It was a rare thing for Jean to speak her mother’s name to her father. It came now with a smile, but with a rush of tears also, which surprised herself quite as much as they surprised her father, and she turned away to hide them. It was her father’s loss she was thinking of rather than her own.
“Ay, my lassie! May they be as blessed here as we were,” said her father.
And so the first look of his once happy home was gotten over with no more tender words between them, and they went slowly home together, through the fields this time.
Many things had wrought toward the change which Mrs Cairnie and other folk as well saw in Mr Dawson about this time. The new life which George was making honourable among his fellow townsmen, the firm stand he took on the side of right in all matters where his influence could be brought to bear, the light hold that wealth, or the winning of it for its own sake, had ever had upon him, had all by slow degrees told on the old man’s opinions and feelings. But as to his wish for his son’s marriage with Marion Calderwood, it was Marion herself who had brought that about.

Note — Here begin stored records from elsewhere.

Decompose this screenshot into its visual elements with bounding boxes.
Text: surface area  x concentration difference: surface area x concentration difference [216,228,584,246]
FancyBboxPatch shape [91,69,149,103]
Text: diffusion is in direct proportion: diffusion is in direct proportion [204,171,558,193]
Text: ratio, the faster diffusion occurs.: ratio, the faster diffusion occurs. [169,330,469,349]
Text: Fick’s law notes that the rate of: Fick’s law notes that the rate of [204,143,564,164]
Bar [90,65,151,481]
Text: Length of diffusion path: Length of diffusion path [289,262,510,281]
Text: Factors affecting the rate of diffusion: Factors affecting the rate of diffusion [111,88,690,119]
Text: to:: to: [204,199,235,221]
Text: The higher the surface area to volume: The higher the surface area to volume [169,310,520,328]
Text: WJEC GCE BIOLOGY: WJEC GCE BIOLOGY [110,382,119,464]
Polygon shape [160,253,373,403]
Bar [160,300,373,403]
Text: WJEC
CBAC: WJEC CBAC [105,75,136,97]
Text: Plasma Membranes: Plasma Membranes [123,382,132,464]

He had noticed her, and had liked her frank, fearless ways before she left Portie, and the sight-seeing together in London, and more still, the few quiet days which she had spent with Miss Jean at Saughleas, won him quite. It was going beyond the truth, as Mrs Saugster had said, to declare that the old man had made the marriage, though it is doubtful whether it would have come about so soon, or whether it would have come about at all, if it had not been for a question or two that he had put to his sister as he sat once in the gloaming in her house.
Then there was a softly spoken word or two between Miss Jean and her nephew, and then George went straight to his father.
“Father, I am going to ask Marion Calderwood to be my wife, if you will give your consent.”
It would not have been like Mr Dawson if he had shown at the first word the pleasure with which he heard it.
“You are of age now, George, and your ain man. I have no right to hinder you.”
“Father,” said George, after a moment’s silence, “I shall think you have not forgiven the past, if you say the like of that.”